On this day of the March For Our Lives, I’d like to share an excerpt from my current work in progress, Matoaka, a novel of Pocahontas, John Smith, and John Rolfe.
The entire novel is written in the form of prayers by Pocahontas (who is a daughter of the high chief of the Powhatan nation, and whose true name is Matoaka), diary entries by John Smith (one of the leaders of the Jamestown settlement), third person narratives from Smith’s point of view, and letters by John Rolfe, a tobacco farmer who arrives at Jamestown late in the book. In this prayer of Pocahontas, she tells the Great Spirit (“Mother”) about her experience watching one of the Jamestown settlers teaching his son how to shoot a gun. (Some background: MIghty Oak is a native child who is thoroughly steeped in the culture of his fairly militaristic tribe. June is a settler who has shared her oil paintings with Pocahontas. The various parents mentioned — of Pocahontas, Mighty Oak, and Jackrabbit — were all hard on their children in various ways.)

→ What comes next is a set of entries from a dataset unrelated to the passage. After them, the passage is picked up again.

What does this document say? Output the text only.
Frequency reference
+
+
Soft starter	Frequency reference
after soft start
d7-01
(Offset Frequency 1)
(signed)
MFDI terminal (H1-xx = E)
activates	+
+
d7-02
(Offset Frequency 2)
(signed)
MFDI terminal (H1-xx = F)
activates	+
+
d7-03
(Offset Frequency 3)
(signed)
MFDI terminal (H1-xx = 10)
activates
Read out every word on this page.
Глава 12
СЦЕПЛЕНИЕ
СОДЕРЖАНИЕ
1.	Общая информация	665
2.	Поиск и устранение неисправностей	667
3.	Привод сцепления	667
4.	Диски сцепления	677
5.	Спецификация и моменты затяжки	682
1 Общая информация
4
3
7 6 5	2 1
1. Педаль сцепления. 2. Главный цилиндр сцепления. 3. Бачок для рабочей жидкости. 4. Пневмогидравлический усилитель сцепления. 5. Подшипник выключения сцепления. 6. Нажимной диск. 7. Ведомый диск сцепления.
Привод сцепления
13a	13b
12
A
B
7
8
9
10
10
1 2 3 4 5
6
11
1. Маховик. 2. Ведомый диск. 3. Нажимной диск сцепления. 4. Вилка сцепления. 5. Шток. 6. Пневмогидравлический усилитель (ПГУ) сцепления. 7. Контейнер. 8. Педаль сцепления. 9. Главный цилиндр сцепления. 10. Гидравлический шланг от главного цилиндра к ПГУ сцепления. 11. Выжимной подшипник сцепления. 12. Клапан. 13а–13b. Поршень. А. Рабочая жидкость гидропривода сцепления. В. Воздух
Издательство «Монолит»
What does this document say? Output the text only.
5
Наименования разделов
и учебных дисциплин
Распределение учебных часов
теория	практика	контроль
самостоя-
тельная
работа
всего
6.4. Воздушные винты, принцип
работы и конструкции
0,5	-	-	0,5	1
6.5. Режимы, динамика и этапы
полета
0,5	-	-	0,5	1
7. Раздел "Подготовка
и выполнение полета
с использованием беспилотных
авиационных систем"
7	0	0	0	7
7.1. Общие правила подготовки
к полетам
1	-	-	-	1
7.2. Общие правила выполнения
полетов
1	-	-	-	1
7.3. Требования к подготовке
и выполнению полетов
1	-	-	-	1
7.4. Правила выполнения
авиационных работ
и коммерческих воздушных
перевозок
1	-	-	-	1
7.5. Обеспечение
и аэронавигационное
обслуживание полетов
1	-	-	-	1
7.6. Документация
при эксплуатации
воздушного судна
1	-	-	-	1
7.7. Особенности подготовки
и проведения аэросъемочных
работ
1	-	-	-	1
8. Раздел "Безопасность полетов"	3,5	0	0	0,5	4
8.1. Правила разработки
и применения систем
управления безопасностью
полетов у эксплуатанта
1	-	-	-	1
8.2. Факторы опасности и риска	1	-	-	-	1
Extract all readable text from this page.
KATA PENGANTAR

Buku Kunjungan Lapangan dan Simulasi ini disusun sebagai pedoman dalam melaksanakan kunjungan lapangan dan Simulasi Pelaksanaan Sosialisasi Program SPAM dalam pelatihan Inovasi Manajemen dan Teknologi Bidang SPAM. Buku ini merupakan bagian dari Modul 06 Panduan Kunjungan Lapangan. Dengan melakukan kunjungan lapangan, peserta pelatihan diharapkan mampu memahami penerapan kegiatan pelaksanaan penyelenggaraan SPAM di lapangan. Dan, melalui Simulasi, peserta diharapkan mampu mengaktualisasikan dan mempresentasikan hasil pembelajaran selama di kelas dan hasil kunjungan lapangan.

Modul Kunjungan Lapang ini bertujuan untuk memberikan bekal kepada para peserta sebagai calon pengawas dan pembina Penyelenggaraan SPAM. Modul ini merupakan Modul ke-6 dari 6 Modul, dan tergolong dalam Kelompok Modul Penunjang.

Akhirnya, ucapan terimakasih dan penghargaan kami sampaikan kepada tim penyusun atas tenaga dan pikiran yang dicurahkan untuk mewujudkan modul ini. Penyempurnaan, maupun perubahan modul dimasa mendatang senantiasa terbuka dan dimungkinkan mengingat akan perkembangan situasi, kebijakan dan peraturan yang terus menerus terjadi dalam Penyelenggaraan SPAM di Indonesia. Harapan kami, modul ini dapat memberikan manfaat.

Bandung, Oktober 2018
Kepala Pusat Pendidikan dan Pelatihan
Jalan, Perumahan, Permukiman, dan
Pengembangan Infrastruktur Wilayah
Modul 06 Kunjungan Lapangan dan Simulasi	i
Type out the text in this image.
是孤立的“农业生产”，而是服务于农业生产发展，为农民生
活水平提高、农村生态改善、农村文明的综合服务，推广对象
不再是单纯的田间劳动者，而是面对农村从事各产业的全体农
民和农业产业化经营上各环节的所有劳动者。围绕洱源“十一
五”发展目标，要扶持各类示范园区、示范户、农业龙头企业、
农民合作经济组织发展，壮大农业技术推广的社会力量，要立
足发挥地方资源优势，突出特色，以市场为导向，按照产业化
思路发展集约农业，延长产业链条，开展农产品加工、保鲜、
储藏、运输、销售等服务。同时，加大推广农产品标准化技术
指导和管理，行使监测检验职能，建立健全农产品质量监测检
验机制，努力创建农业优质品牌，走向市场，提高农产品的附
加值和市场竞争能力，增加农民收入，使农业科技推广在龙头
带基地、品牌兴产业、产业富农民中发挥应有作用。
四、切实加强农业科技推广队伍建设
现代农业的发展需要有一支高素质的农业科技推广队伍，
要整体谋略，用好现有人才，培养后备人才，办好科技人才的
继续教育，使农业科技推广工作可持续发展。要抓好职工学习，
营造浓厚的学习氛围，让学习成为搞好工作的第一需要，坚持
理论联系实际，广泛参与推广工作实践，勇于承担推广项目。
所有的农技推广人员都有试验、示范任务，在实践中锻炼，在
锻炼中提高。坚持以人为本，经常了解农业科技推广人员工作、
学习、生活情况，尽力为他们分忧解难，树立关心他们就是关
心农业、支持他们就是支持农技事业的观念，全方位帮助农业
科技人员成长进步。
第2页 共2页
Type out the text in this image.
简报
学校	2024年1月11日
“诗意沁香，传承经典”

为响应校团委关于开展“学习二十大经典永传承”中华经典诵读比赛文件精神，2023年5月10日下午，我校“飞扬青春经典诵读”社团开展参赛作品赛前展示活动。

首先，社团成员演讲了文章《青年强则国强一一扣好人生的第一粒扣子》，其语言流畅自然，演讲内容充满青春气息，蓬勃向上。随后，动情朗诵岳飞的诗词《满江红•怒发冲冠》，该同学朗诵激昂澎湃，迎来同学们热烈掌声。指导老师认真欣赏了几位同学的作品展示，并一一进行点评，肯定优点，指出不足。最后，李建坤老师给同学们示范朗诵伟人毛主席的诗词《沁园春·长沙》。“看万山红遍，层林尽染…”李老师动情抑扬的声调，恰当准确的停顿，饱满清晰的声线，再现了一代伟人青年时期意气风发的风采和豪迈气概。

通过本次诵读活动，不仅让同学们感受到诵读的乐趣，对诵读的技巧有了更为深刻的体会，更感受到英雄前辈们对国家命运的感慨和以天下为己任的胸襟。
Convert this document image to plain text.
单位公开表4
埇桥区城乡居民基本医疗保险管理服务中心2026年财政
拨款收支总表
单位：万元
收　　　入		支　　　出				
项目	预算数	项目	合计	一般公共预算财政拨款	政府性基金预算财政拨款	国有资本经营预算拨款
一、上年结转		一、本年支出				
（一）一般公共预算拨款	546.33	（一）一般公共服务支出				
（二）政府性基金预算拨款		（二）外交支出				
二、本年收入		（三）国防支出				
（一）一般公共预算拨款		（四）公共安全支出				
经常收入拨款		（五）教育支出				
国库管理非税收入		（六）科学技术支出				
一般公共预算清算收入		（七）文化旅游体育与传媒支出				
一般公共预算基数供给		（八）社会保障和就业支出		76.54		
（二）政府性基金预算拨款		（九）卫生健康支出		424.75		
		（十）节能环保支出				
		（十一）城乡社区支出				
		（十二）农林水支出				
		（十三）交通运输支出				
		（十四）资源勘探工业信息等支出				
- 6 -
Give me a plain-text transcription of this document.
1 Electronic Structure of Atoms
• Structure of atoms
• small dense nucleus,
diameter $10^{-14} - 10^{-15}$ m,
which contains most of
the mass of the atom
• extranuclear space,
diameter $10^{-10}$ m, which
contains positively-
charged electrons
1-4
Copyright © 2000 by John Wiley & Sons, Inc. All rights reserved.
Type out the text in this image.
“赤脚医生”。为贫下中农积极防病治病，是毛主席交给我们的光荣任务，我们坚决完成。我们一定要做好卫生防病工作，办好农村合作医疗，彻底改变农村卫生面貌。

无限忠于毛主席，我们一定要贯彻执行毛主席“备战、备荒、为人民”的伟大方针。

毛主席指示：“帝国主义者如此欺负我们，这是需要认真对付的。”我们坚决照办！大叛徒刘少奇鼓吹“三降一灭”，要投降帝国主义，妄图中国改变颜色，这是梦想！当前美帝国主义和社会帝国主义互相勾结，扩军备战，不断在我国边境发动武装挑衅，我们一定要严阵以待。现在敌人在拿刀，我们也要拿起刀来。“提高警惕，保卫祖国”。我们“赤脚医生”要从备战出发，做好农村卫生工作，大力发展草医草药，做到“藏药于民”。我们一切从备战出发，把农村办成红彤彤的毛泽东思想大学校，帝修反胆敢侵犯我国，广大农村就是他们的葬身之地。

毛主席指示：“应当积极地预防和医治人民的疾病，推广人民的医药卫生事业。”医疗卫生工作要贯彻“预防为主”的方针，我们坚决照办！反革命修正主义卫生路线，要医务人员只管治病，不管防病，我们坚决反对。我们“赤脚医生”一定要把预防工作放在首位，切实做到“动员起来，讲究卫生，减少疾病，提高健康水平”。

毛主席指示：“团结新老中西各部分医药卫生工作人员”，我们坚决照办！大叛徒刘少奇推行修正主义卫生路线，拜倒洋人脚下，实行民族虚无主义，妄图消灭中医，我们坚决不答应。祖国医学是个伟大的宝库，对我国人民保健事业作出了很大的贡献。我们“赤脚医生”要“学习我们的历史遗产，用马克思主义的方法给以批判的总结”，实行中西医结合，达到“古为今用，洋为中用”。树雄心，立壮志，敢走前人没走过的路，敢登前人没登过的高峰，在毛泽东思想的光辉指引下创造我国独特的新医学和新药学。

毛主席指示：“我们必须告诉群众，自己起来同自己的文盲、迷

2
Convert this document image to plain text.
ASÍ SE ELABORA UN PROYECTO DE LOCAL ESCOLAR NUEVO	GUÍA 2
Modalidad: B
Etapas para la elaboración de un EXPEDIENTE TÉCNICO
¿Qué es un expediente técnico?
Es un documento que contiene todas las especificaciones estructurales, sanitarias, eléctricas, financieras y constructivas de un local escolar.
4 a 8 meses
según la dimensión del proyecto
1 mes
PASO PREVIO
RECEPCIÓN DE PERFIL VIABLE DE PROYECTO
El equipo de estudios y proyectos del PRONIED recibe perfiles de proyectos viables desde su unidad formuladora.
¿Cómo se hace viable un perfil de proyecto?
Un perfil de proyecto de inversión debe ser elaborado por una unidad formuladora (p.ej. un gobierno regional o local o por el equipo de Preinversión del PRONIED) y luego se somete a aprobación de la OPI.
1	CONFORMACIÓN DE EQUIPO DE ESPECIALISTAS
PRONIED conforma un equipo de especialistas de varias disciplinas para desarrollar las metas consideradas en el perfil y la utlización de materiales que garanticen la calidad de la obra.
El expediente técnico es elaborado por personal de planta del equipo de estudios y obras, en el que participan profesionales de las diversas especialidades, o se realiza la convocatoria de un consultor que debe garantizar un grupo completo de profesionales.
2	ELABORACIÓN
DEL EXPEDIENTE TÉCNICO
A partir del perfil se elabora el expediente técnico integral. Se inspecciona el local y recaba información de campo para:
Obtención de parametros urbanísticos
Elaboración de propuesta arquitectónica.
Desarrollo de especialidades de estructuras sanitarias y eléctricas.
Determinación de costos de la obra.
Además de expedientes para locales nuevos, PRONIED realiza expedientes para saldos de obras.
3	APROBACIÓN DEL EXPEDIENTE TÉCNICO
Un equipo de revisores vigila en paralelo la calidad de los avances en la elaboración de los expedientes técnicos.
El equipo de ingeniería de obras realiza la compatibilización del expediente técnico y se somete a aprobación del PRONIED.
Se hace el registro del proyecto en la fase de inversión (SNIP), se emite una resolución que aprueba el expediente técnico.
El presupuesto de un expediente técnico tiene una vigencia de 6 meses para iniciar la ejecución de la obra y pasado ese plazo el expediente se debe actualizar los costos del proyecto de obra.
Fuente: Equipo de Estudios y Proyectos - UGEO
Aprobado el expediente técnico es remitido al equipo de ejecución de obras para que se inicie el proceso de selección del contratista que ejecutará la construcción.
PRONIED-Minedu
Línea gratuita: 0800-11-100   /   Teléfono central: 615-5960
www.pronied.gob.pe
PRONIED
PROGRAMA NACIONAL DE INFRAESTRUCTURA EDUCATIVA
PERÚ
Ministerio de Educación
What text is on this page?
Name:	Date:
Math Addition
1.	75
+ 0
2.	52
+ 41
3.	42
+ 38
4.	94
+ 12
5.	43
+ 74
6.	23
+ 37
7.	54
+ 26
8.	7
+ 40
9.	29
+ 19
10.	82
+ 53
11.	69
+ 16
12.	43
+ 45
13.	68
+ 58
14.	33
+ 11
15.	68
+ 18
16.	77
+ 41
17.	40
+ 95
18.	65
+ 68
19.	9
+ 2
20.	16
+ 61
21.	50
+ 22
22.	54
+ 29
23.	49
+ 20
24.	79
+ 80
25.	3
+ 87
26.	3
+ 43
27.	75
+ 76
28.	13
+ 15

I wrote this episode on a Saturday afternoon last September and was surprised by how easily it came out compared to other parts of the novel up until then, and how polished and finished it already felt in its initial draft. The next day, we heard in the news about a mass shooting in Las Vegas.
A Prayer of Matoaka
O Mother, I saw a man in the fort teaching his child how to use a gun today. Oh, the sound of their weapons is like thunder that shakes the bones of the earth. And yet, the man was a kindly father, and his son delighted in the lesson, I do not think for love of the gun, but of his father. I thought of Mighty Oak’s mother and Jackrabbit’s father, who loved their children. I thought of my father.
The man looked up and saw me watching, and smiled and waved, and instructed his son to wave. I had met him before, in the parlor of June’s house, and I wondered if he imagined aiming his gun, and teaching his son to aim the gun, only at deer and rabbits and geese, or if he understood that if our peoples were to resume their warfare, he would be aiming it at my friends and kin, or at me.
Mighty Oak stood by me and spoke as he had been taught.
“Their weapons are better than ours in some ways, and not as good in others. Their bullets strike more powerfully than any arrow, and can more readily pierce a shield or kill in a single blow. And I have seen how the noise of them frightens many of our warriors, though I myself have never flinched to hear it. A gun can be fired from behind cover; you must expose yourself to shoot an arrow. However, a gun takes too long to fire — I could shoot ten arrows in the time it takes them to prepare a single shot — and arrows can fly farther, and with greater accuracy.”
I walk again beneath the stars, so close and so clear, and yet in truth impossibly distant, and see again in the darkness, as if June had painted a picture of them, the man and his son in their happiness, so like the happiness of any parent and child: my father and I on our walks by the river, Jackrabbit’s father holding his cooing infant son, Mighty Oak struggling to draw his first bow, aided by the encouragements of his mother.
The man kneels and holds the gun up to his son to show him its mechanism, though the boy’s eyes stray often to his father’s face.
He points to this and that part of the gun, speaking and gesturing to his son, who nods and nods.
He leads his son through the pouring of powder and the sliding of a rod down the tip of the gun, praising him as he accomplishes each step, clapping him on the shoulders when they have done.
He gives the gun over to the boy, and crouches behind him, guiding him in holding and aiming it, embracing them both.
And then the gun’s thunder splits the sky.